Ya no fuma como entonces, como en aquella tarde con los urquijos de la que recuerda que fue “con el sexto con el que verdaderamente me sentí y fue con el capote”. Un ramillete de verónicas que remató con la larga cordobesa y esa larga cordobesa de Curro la explicaba así José Bergamín: “El torero en la larga no se larga, se queda, y no se queda corto ni largo, sino justo, exacto, medido, fatal”. Faenón con la muleta que superó a todas las demás obras y cuando lo mata de estocada fulminante se abronca al palco por no darle el rabo. Tres vueltas al ruedo en hombros de fervorosos aficionados, no de costaleros mercenarios, y así por la Puerta del Príncipe y por Reyes Católicos hasta el Hotel Colón.

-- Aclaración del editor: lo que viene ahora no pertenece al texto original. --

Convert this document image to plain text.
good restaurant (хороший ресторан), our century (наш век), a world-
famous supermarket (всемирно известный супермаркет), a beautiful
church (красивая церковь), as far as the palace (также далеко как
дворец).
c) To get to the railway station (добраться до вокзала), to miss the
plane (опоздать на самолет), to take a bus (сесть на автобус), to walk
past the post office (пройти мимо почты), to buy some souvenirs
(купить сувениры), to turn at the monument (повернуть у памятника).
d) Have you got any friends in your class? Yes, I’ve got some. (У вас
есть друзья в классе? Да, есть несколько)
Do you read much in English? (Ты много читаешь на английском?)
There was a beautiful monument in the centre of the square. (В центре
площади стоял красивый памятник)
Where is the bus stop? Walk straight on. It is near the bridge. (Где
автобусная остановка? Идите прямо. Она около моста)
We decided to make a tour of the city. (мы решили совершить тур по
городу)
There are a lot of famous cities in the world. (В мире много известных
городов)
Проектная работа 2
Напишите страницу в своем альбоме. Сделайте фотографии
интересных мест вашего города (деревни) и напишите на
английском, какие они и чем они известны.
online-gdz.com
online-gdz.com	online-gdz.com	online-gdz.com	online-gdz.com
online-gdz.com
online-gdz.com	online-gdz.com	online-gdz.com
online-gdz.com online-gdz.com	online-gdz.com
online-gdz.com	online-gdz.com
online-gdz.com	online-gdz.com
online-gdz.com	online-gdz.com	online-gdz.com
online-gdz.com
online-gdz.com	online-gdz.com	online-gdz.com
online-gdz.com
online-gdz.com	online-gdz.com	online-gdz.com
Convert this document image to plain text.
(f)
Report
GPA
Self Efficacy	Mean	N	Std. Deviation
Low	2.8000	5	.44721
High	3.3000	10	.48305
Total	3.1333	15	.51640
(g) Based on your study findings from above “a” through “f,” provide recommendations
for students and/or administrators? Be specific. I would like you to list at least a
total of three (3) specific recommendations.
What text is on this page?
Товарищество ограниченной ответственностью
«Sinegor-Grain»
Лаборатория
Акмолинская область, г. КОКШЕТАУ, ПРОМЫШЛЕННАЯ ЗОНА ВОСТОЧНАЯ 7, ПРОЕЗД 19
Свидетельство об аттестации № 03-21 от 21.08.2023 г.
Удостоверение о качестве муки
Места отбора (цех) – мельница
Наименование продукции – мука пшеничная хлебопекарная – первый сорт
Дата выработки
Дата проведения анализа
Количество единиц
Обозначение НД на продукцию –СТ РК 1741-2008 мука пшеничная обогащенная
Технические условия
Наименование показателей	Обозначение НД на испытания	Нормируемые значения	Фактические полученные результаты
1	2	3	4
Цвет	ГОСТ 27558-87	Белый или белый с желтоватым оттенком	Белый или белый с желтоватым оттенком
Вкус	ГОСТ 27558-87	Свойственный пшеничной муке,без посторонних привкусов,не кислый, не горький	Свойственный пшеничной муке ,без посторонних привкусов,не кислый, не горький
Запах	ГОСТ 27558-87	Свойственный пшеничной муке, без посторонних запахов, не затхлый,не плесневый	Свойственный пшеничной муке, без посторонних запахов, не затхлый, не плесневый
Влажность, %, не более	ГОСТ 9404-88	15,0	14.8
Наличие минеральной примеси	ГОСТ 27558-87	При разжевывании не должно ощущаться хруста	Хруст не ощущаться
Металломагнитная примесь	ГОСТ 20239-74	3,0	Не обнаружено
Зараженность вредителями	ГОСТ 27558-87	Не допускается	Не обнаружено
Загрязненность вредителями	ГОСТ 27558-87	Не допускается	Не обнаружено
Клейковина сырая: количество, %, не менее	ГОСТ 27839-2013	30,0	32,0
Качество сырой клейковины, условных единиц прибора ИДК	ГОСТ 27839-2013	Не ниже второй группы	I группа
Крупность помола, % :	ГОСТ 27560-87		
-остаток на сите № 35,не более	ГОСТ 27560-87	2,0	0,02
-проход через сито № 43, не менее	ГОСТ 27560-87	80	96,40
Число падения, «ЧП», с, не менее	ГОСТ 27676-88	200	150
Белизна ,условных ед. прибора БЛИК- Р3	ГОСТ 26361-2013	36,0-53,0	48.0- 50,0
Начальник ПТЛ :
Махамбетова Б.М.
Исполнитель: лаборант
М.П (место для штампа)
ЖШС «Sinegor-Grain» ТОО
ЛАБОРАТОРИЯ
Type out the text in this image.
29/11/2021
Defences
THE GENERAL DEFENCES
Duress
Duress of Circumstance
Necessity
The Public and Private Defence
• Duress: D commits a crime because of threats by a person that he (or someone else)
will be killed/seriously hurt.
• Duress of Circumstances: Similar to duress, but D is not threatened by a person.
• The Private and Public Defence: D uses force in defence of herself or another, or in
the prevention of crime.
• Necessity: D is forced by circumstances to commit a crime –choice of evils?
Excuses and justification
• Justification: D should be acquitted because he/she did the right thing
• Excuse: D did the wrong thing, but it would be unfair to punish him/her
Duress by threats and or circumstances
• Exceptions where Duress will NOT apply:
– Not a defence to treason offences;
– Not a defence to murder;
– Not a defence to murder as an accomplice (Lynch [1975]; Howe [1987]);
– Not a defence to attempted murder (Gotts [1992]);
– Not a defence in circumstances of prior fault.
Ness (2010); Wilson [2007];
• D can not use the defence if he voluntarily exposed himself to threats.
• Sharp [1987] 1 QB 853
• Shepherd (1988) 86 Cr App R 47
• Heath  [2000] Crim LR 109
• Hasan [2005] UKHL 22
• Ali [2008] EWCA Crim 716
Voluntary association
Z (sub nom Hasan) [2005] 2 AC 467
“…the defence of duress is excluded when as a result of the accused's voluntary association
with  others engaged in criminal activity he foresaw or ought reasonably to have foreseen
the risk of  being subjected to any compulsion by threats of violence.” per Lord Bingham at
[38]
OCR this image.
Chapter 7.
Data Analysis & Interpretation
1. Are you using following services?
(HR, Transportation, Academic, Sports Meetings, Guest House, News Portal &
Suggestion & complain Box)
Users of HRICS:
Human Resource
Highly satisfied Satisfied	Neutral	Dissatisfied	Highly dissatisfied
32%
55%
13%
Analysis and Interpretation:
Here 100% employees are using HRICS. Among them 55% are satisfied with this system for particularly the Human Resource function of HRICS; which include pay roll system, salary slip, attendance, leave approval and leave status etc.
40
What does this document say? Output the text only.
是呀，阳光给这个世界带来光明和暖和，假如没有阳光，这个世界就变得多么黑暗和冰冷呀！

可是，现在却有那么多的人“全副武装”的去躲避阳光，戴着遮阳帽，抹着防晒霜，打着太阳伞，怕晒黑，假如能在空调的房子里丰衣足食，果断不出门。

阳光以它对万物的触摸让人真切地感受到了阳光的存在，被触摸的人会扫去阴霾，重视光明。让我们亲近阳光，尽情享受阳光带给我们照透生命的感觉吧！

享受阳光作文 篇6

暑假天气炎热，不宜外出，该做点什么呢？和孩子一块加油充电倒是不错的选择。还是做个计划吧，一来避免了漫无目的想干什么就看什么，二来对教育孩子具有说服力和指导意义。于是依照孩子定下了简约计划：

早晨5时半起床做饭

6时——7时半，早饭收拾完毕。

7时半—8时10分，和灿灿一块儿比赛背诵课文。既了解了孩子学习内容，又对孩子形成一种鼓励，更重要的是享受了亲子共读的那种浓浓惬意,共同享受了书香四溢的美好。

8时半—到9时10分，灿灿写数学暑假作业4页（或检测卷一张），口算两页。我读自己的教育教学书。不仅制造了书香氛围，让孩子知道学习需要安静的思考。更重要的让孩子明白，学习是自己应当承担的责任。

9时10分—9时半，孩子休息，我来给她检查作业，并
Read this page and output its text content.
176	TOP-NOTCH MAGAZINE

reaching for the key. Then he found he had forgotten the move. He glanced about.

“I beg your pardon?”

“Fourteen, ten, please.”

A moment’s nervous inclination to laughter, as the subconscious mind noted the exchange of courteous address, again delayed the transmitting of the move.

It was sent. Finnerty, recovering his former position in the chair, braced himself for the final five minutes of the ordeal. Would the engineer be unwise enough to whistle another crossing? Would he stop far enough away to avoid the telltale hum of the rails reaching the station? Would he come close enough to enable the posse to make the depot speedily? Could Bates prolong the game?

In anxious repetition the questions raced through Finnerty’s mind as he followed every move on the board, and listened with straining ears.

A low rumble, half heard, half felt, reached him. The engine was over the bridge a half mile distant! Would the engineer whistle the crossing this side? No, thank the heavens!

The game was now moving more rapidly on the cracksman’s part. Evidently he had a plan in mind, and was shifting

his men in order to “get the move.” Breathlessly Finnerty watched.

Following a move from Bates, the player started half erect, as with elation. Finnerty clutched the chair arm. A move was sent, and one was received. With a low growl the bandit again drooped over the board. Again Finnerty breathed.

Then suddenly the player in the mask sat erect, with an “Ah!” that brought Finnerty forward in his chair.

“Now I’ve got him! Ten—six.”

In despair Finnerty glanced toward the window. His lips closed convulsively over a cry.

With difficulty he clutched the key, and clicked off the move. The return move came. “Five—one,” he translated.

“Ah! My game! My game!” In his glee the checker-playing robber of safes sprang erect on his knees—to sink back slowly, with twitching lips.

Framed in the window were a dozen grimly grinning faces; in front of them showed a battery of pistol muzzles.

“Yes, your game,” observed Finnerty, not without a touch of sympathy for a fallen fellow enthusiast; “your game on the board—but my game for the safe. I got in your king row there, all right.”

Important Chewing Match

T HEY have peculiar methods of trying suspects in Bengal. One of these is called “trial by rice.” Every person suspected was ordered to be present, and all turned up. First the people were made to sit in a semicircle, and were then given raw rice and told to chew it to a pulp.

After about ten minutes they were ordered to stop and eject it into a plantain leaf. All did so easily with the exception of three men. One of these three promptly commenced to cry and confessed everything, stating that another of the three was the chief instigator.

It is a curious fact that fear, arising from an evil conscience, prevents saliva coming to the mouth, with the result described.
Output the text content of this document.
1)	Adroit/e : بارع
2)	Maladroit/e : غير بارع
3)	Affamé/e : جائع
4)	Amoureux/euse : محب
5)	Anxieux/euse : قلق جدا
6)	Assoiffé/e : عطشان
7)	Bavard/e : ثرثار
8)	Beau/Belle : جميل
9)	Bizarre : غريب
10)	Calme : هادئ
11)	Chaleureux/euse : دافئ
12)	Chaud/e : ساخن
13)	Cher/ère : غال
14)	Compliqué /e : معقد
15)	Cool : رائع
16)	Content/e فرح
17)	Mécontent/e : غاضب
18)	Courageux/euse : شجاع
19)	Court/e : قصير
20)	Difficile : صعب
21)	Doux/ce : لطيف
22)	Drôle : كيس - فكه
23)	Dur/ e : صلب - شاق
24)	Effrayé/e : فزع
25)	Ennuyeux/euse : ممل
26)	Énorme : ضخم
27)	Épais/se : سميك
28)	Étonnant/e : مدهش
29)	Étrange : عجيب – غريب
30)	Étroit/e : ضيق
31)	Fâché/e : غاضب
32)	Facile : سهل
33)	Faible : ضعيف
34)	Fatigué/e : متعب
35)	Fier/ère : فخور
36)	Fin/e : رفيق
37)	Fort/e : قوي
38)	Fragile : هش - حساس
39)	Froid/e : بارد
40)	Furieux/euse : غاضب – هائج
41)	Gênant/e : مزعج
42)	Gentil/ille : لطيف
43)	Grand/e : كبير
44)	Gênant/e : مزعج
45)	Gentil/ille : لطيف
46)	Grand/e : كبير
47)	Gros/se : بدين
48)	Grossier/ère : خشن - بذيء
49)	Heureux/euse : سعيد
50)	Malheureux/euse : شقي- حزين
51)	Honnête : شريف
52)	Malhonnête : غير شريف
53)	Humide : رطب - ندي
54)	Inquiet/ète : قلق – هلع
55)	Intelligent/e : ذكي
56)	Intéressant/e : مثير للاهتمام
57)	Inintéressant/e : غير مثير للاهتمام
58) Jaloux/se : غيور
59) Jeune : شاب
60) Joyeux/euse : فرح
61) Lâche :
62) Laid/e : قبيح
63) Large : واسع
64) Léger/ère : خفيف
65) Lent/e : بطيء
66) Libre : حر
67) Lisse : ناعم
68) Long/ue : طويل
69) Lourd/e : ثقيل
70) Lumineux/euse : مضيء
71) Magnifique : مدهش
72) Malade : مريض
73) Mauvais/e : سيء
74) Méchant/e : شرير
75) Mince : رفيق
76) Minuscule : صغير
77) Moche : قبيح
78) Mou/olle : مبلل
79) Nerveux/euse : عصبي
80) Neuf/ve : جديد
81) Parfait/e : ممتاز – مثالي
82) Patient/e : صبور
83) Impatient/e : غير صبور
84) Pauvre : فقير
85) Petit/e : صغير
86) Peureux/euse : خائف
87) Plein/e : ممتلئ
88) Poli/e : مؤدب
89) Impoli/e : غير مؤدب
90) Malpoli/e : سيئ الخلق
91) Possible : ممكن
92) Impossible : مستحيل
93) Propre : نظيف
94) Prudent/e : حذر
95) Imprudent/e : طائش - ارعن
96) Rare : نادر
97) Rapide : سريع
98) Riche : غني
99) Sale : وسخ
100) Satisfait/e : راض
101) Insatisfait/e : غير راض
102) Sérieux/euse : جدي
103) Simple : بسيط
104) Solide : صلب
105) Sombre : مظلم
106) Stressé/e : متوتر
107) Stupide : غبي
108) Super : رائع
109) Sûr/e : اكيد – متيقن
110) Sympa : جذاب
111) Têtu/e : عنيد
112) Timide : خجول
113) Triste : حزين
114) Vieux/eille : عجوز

Es Curro Romero echando la vista atrás y siempre mirándola de frente, sentenciando sin pretenderlo, dando continuas lecciones de vida como en aquella primera llamada a Morante la tarde del rabo rompiendo el hielo de una relación no siempre fluida. Ha pasado casi un cuarto de siglo de aquel mediodía en una plaza de carros y su legión de partidarios se incrementa a diario, algo que ya le vaticinó Manuel Cisneros, su apoderado tras la retirada. “Manuel, ya podré salir tranquilo a la calle sin que haya bullas”. “Que te crees tú eso”, le contestó Cisneros. Y es que en este torero único se da la circunstancia de que su legión de fervorosos admiradores se incrementa a diario por gente que jamás lo vio torear. Hoy cumple noventa años y su cabeza sigue clara, desde que en abril nos dejó Rafaelito Chicuelo es el decano de los toreros sevillanos y que dure lo que tenga que durar, conque muchas felicidades Faraón, querido amigo.